作者
Michael C. Schatz,Anthony Philippakis,Enis Afgan,Eric Banks,Vincent J. Carey,Robert J. Carroll,Alessandro Culotti,Kyle Ellrott,Jeremy Goecks,Robert L. Grossman,Ira M. Hall,Kasper D. Hansen,Jonathan Lawson,Jeffrey T. Leek,Anne O’Donnell‐Luria,Stephen Mosher,Martin Morgan,Anton Nekrutenko,Brian D. O’Connor,Kevin Osborn,Benedict Paten,Candace Patterson,Frederick J. Tan,Casey Overby Taylor,Jennifer Vessio,Levi Waldron,Ting Wang,Kristin Wuichet,AnVIL Team
摘要
Abstract The traditional model of genomic data analysis - downloading data from centralized warehouses for analysis with local computing resources - is increasingly unsustainable. Not only are transfers slow and cost prohibitive, but this approach also leads to redundant and siloed compute infrastructure that makes it difficult to ensure security and compliance of protected data.

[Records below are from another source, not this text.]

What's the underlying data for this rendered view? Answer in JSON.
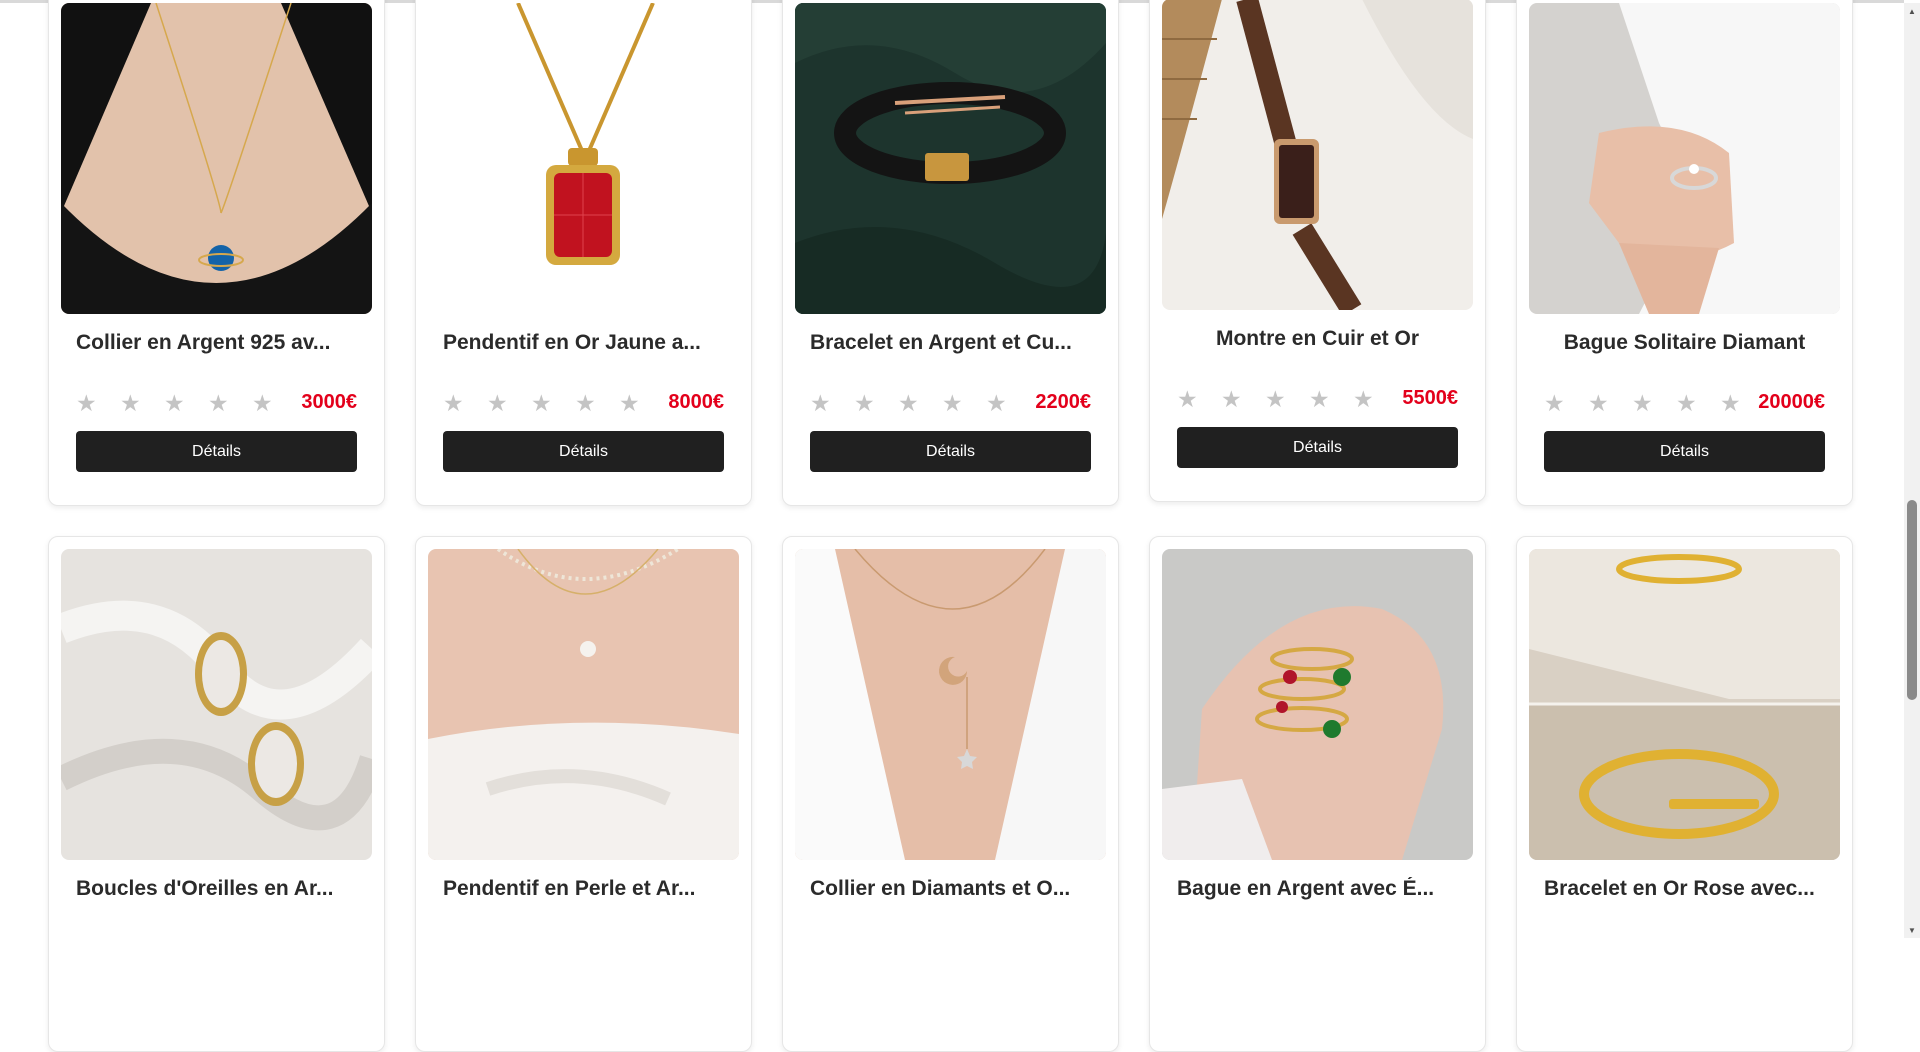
{
  "products": [
    {
      "name": "Collier en Argent 925 av...",
      "price": "3000€",
      "image": "necklace-blue-planet-pendant",
      "stars": 0
    },
    {
      "name": "Pendentif en Or Jaune a...",
      "price": "8000€",
      "image": "gold-red-gem-pendant",
      "stars": 0
    },
    {
      "name": "Bracelet en Argent et Cu...",
      "price": "2200€",
      "image": "leather-bracelet-green-feathers",
      "stars": 0
    },
    {
      "name": "Montre en Cuir et Or",
      "price": "5500€",
      "image": "brown-leather-watch",
      "stars": 0
    },
    {
      "name": "Bague Solitaire Diamant",
      "price": "20000€",
      "image": "diamond-ring-hand",
      "stars": 0
    },
    {
      "name": "Boucles d'Oreilles en Ar...",
      "price": "",
      "image": "pearl-earrings-silk",
      "stars": 0
    },
    {
      "name": "Pendentif en Perle et Ar...",
      "price": "",
      "image": "pearl-pendant-necklace",
      "stars": 0
    },
    {
      "name": "Collier en Diamants et O...",
      "price": "",
      "image": "moon-star-necklace",
      "stars": 0
    },
    {
      "name": "Bague en Argent avec É...",
      "price": "",
      "image": "gold-rings-emerald-ruby",
      "stars": 0
    },
    {
      "name": "Bracelet en Or Rose avec...",
      "price": "",
      "image": "gold-nail-bracelet-stone",
      "stars": 0
    }
  ],
  "button_label": "Détails",
  "star_glyph": "★",
  "colors": {
    "price": "#e3001b",
    "button": "#202020",
    "star_empty": "#c4c4c4"
  }
}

The NHGRI Genomic Data Science Analysis, Visualization, and Informatics Lab-space (AnVIL; https://anvilproject.org ) inverts this model, providing a unified cloud computing environment for data storage, management, and analysis. AnVIL eliminates the need for data movement, allows for active threat detection and monitoring, and provides scalable, shared computing resources that can be acquired by researchers as needed. This presents many new opportunities for collaboration and data sharing that will ultimately lead to scientific discoveries at scales not previously possible.